Los fétidos olores se hicieron presentes en diversas colonias cuando las coladeras comenzaron a desbordarse y los arroyos se llenaron de agua con basura, siguiendo su vertiente y recorriendo gran parte de los cauces naturales que han sigo poblados irregularmente.
“Esto es cada que llueve, no se puede vivir así y luego con niños, se les dice a los que tiran la basura que no lo hagan, pero también las autoridades no hacen nada”, comentó Rebeca Flores Aguilar, habitante de la Universidad Pueblo.

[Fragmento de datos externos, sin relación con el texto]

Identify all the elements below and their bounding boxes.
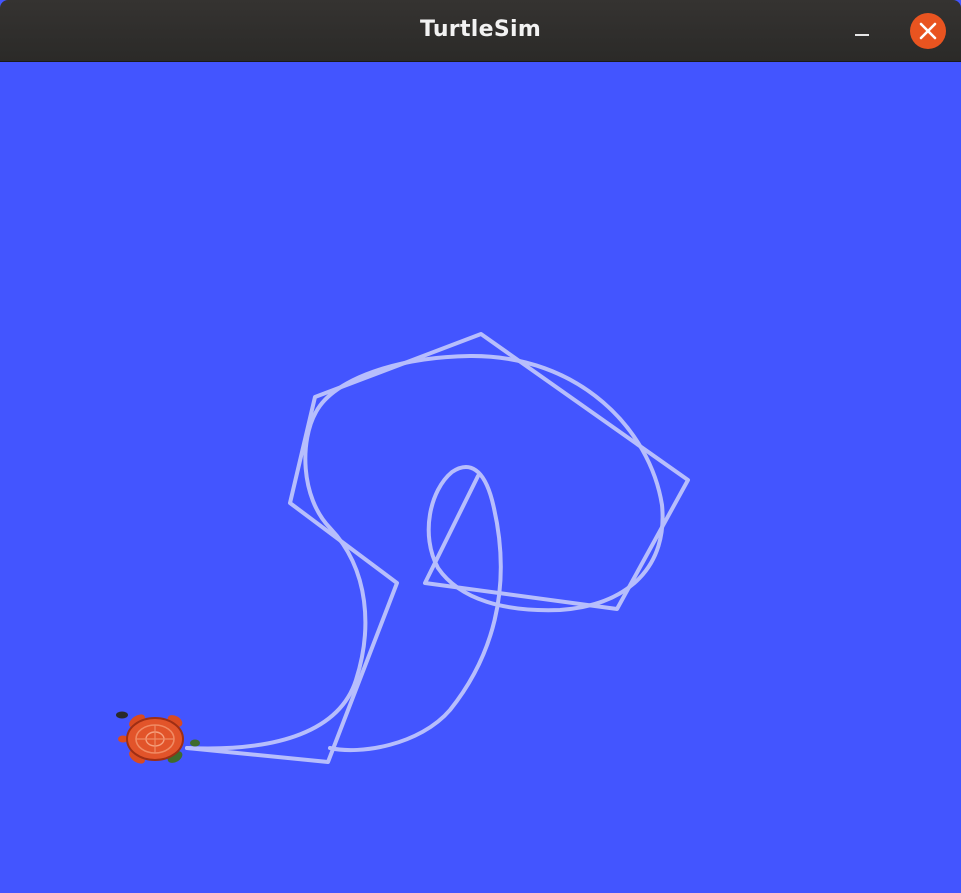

Los niños, sin conocer la procedencia de las aguas que corren por las calles, llegan a jugar con ella, mojándose unos a los otros con el peligro de contraer alguna infección, así también de los animales y los olores que provienen de los arroyos.
“No sabemos qué hacer, pero da hasta asco comer en la casa y más con los niños (…) las casas que están junto al arroyo les va peor, hasta ya se les caen las bardas porque se desmoronan”, mencionó Karina Díaz, madre preocupada por el bienestar de su hija de un año, que consideró está expuesta al foco de infección al igual que cientos de familias que viven aledañas a los cauces naturales.
“El cuento de nunca acabar” para muchos saltillenses, que también inconscientemente construyen sus casas en los arroyos sin pensar que las lluvias serán un peligro para su hogar.
“Dicen que va a seguir lloviendo, mejor voy a ir por unas lonas o algo porque tengo lleno de agua adentro”, añadió Rebeca Flores.